Is Murder a Violent Offense?

To anyone with common sense, the title of this post seems to be a contender for the most absurd question that can possibly be asked. Yet, believe it or not, the U. S. Supreme Court today took up a case that asks that question, Delligatti v. United States, No. 23-825.

According to the government brief on the question of whether to take the case up, defendant Salvatore Delligatti was “an associate in the Genovese Crime Family,” who was hired to murder someone and then subcontracted the job. The plot failed when the police were alerted and arrested the subs. Among other crimes, Delligatti was charged with gang-related attempted murder in violation of the Violent Crimes in Aid of Racketeering Act, 18 U.S.C. § 1959, and “carrying a firearm during and in relation to any crime of violence,” 18 U.S.C. § 924(c)(1)(A).

Delligatti was convicted on all counts and sentenced to 25 years in prison, of which 5 years were for the § 924 gun charge. He argued in the trial court and on appeal that murder as defined in New York is not a “crime of violence” within the definition of § 924(c) because that definition requires physical force, and it is possible to commit murder in New York by failure to act when one has a duty to act, which does not involve physical force.

Note that Delligatti is not claiming that the crime he actually committed did not involve an attempt to use physical force and indeed deadly force.
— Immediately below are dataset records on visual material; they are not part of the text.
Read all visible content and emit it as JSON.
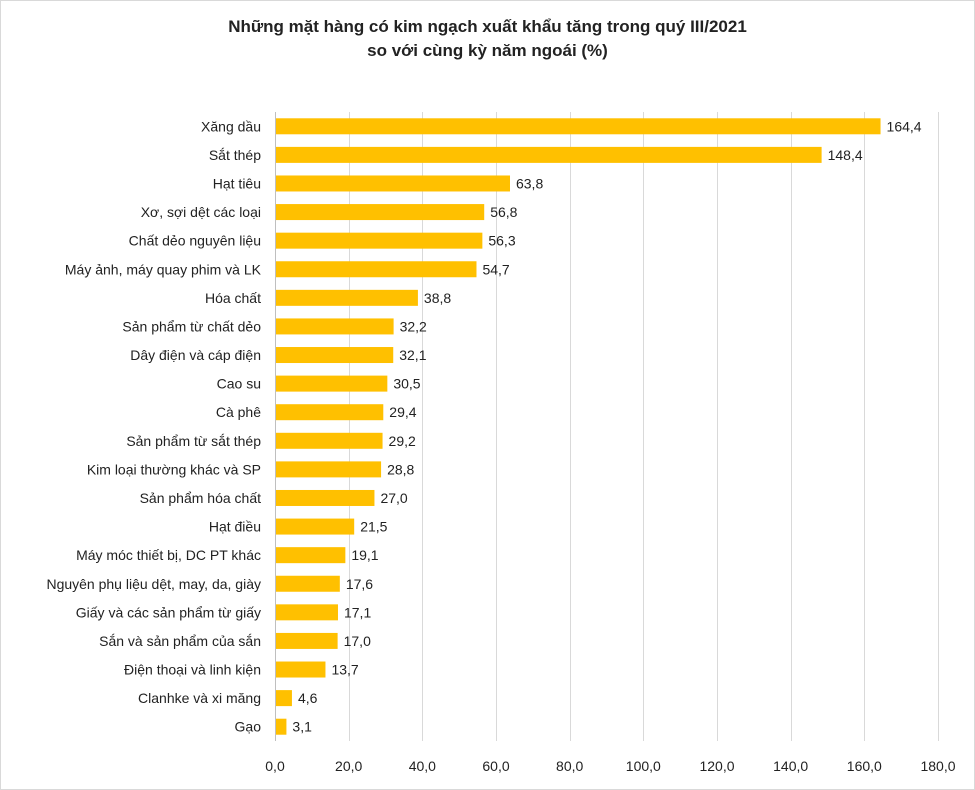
{
  "chart_data": {
    "type": "bar",
    "orientation": "horizontal",
    "title_line1": "Những mặt hàng có kim ngạch xuất khẩu tăng trong quý III/2021",
    "title_line2": "so với cùng kỳ năm ngoái (%)",
    "categories": [
      "Xăng dầu",
      "Sắt thép",
      "Hạt tiêu",
      "Xơ, sợi dệt các loại",
      "Chất dẻo nguyên liệu",
      "Máy ảnh, máy quay phim và LK",
      "Hóa chất",
      "Sản phẩm từ chất dẻo",
      "Dây điện và cáp điện",
      "Cao su",
      "Cà phê",
      "Sản phẩm từ sắt thép",
      "Kim loại thường khác và SP",
      "Sản phẩm hóa chất",
      "Hạt điều",
      "Máy móc thiết bị, DC PT khác",
      "Nguyên phụ liệu dệt, may, da, giày",
      "Giấy và các sản phẩm từ giấy",
      "Sắn và sản phẩm của sắn",
      "Điện thoại và linh kiện",
      "Clanhke và xi măng",
      "Gạo"
    ],
    "values": [
      164.4,
      148.4,
      63.8,
      56.8,
      56.3,
      54.7,
      38.8,
      32.2,
      32.1,
      30.5,
      29.4,
      29.2,
      28.8,
      27.0,
      21.5,
      19.1,
      17.6,
      17.1,
      17.0,
      13.7,
      4.6,
      3.1
    ],
    "value_labels": [
      "164,4",
      "148,4",
      "63,8",
      "56,8",
      "56,3",
      "54,7",
      "38,8",
      "32,2",
      "32,1",
      "30,5",
      "29,4",
      "29,2",
      "28,8",
      "27,0",
      "21,5",
      "19,1",
      "17,6",
      "17,1",
      "17,0",
      "13,7",
      "4,6",
      "3,1"
    ],
    "xlim": [
      0,
      180
    ],
    "x_ticks": [
      0,
      20,
      40,
      60,
      80,
      100,
      120,
      140,
      160,
      180
    ],
    "x_tick_labels": [
      "0,0",
      "20,0",
      "40,0",
      "60,0",
      "80,0",
      "100,0",
      "120,0",
      "140,0",
      "160,0",
      "180,0"
    ],
    "grid": true,
    "bar_color": "#FFC000"
  }
}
It’s just that the crime as defined in statute could possibly be committed without it, his argument goes.

Here is the question presented as phrased in the government’s brief.

Whether attempted murder, in violation of the Violent Crimes in Aid of Racketeering statute, 18 U.S.C. 1959(a)(5), qualifies as a crime of violence under 18 U.S.C. 924(c)(3).*

As the difference between murder and attempted murder is not material to the case, the case really does present the question of whether murder is a violent crime.
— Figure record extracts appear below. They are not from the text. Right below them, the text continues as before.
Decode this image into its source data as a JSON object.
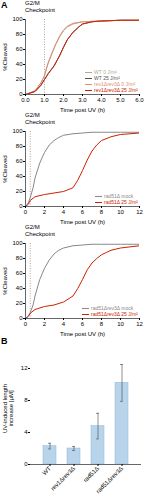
{
  "chart_data": [
    {
      "type": "line",
      "panel_label": "A",
      "title": "G2/M",
      "subtitle": "Checkpoint",
      "xlabel": "Time post UV (h)",
      "ylabel": "%Cleaved",
      "xlim": [
        0,
        6
      ],
      "ylim": [
        0,
        100
      ],
      "xticks": [
        0,
        1,
        2,
        3,
        4,
        5,
        6
      ],
      "yticks": [
        0,
        20,
        40,
        60,
        80,
        100
      ],
      "vline": 1.0,
      "legend": "lower right",
      "series": [
        {
          "name": "WT 0 J/m²",
          "color": "#b0a898",
          "x": [
            0,
            0.5,
            0.8,
            1.0,
            1.1,
            1.2,
            1.4,
            1.6,
            1.8,
            2.0,
            2.2,
            2.5,
            3.0,
            4.0,
            5.0,
            6.0
          ],
          "values": [
            0,
            5,
            15,
            25,
            34,
            42,
            55,
            67,
            77,
            85,
            90,
            94,
            97,
            98,
            99,
            99
          ]
        },
        {
          "name": "WT 25 J/m²",
          "color": "#555555",
          "x": [
            0,
            0.5,
            0.8,
            1.0,
            1.2,
            1.5,
            1.8,
            2.0,
            2.2,
            2.5,
            2.8,
            3.0,
            3.5,
            4.0,
            5.0,
            6.0
          ],
          "values": [
            0,
            4,
            12,
            20,
            28,
            38,
            52,
            63,
            73,
            83,
            90,
            94,
            97,
            98,
            99,
            99
          ]
        },
        {
          "name": "rev1Δrev3Δ 0 J/m²",
          "color": "#e09070",
          "x": [
            0,
            0.5,
            0.8,
            1.0,
            1.1,
            1.2,
            1.4,
            1.6,
            1.8,
            2.0,
            2.2,
            2.5,
            3.0,
            4.0,
            5.0,
            6.0
          ],
          "values": [
            0,
            5,
            15,
            25,
            35,
            43,
            56,
            68,
            78,
            86,
            91,
            95,
            97,
            98,
            99,
            99
          ]
        },
        {
          "name": "rev1Δrev3Δ 25 J/m²",
          "color": "#cc2200",
          "x": [
            0,
            0.5,
            0.8,
            1.0,
            1.2,
            1.5,
            1.8,
            2.0,
            2.2,
            2.5,
            2.8,
            3.0,
            3.5,
            4.0,
            5.0,
            6.0
          ],
          "values": [
            0,
            4,
            12,
            20,
            28,
            38,
            52,
            63,
            73,
            83,
            90,
            94,
            97,
            98,
            99,
            99
          ]
        }
      ]
    },
    {
      "type": "line",
      "title": "G2/M",
      "subtitle": "Checkpoint",
      "xlabel": "Time post UV (h)",
      "ylabel": "%Cleaved",
      "xlim": [
        0,
        12
      ],
      "ylim": [
        0,
        100
      ],
      "xticks": [
        0,
        2,
        4,
        6,
        8,
        10,
        12
      ],
      "yticks": [
        0,
        20,
        40,
        60,
        80,
        100
      ],
      "vline": 0.5,
      "legend": "lower right",
      "series": [
        {
          "name": "rad51Δ mock",
          "color": "#888888",
          "x": [
            0,
            0.3,
            0.5,
            0.8,
            1.0,
            1.5,
            2.0,
            2.5,
            3.0,
            3.5,
            4.0,
            5.0,
            6.0,
            7.0,
            8.0,
            10.0,
            12.0
          ],
          "values": [
            0,
            5,
            12,
            25,
            38,
            58,
            72,
            82,
            88,
            92,
            95,
            97,
            98,
            99,
            99,
            99,
            99
          ]
        },
        {
          "name": "rad51Δ 25 J/m²",
          "color": "#cc2200",
          "x": [
            0,
            0.3,
            0.5,
            1.0,
            2.0,
            3.0,
            4.0,
            5.0,
            5.5,
            6.0,
            6.5,
            7.0,
            7.5,
            8.0,
            9.0,
            10.0,
            12.0
          ],
          "values": [
            0,
            3,
            8,
            13,
            16,
            18,
            20,
            25,
            35,
            48,
            62,
            74,
            82,
            88,
            93,
            96,
            98
          ]
        }
      ]
    },
    {
      "type": "line",
      "title": "G2/M",
      "subtitle": "Checkpoint",
      "xlabel": "Time post UV (h)",
      "ylabel": "%Cleaved",
      "xlim": [
        0,
        12
      ],
      "ylim": [
        0,
        100
      ],
      "xticks": [
        0,
        2,
        4,
        6,
        8,
        10,
        12
      ],
      "yticks": [
        0,
        20,
        40,
        60,
        80,
        100
      ],
      "vline": 0.5,
      "legend": "lower right",
      "series": [
        {
          "name": "rad51Δrev3Δ mock",
          "color": "#888888",
          "x": [
            0,
            0.3,
            0.5,
            0.8,
            1.0,
            1.5,
            2.0,
            2.5,
            3.0,
            3.5,
            4.0,
            5.0,
            6.0,
            7.0,
            8.0,
            10.0,
            12.0
          ],
          "values": [
            0,
            3,
            8,
            18,
            30,
            52,
            67,
            78,
            86,
            91,
            94,
            97,
            98,
            99,
            99,
            99,
            99
          ]
        },
        {
          "name": "rad51Δrev3Δ 25 J/m²",
          "color": "#cc2200",
          "x": [
            0,
            0.3,
            0.5,
            1.0,
            2.0,
            3.0,
            4.0,
            5.0,
            5.5,
            6.0,
            6.5,
            7.0,
            7.5,
            8.0,
            8.5,
            9.0,
            10.0,
            12.0
          ],
          "values": [
            0,
            3,
            7,
            12,
            16,
            18,
            22,
            30,
            40,
            52,
            65,
            74,
            80,
            85,
            88,
            91,
            94,
            97
          ]
        }
      ]
    },
    {
      "type": "bar",
      "panel_label": "B",
      "categories": [
        "WT",
        "rev1Δrev3Δ",
        "rad51Δ",
        "rad51Δrev3Δ"
      ],
      "values": [
        2.3,
        2.0,
        4.8,
        10.2
      ],
      "errors": [
        0.35,
        0.25,
        1.6,
        2.3
      ],
      "color": "#b8d4ea",
      "ylabel": "UV-induced length\nincrease [µM]",
      "ylim": [
        0,
        14
      ],
      "yticks": [
        0,
        4,
        8,
        12
      ]
    }
  ]
}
Here is the question as phrased in the defendant’s petition, phrased generally to avoid the word “murder”:

Whether a crime that requires proof of bodily injury or death, but can be committed by failing to take action, has as an element the use, attempted use, or threatened use of physical force.
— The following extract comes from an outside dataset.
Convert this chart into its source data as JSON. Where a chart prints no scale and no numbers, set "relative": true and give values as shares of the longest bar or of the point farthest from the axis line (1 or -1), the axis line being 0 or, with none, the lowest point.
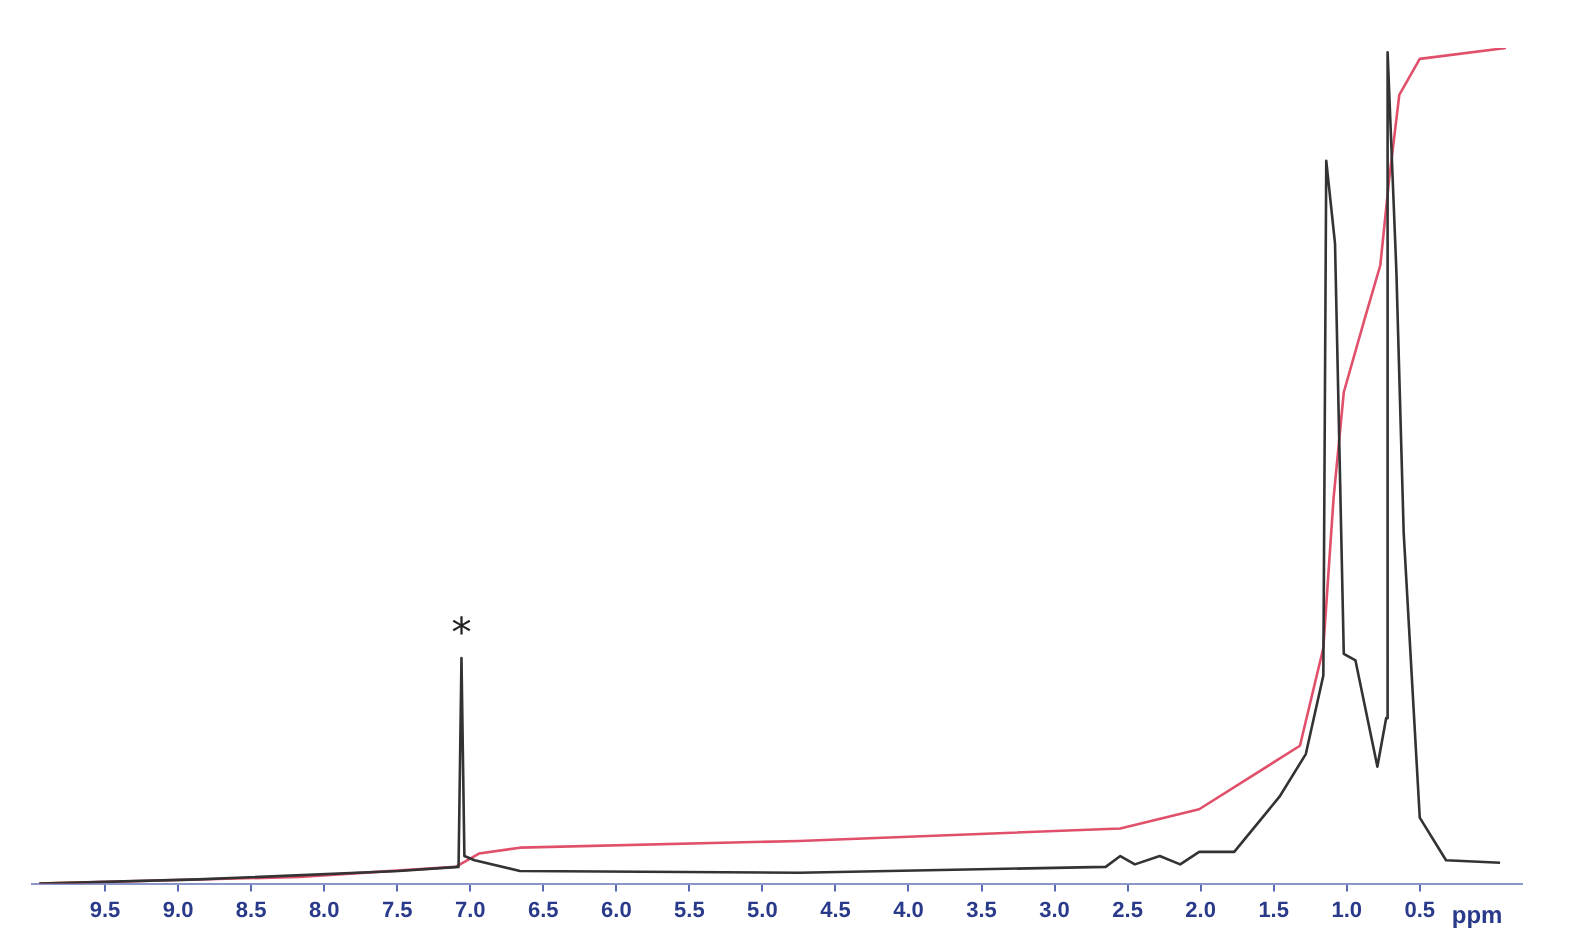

But as phrased it still includes murder, which is what this case is about.

The root cause of this insanity is the “categorical approach” that just looks at the definitions of crimes in their broadest possible terms, rather than what the defendant actually did. There have been many calls to abandon that approach. See this post. In this case, the government is not asking for that step, making it very unlikely the Court will do it.

Congress should fix the problem, as noted in the previous post. But it is not likely to this year, for the umpteenth year. At some point, the Supreme Court needs to stop waiting and fix this intolerable situation. It may not be in this case, but it needs to happen.

* Why the Solicitor General does not use section symbols for statutes like everyone else does is an unsolved mystery.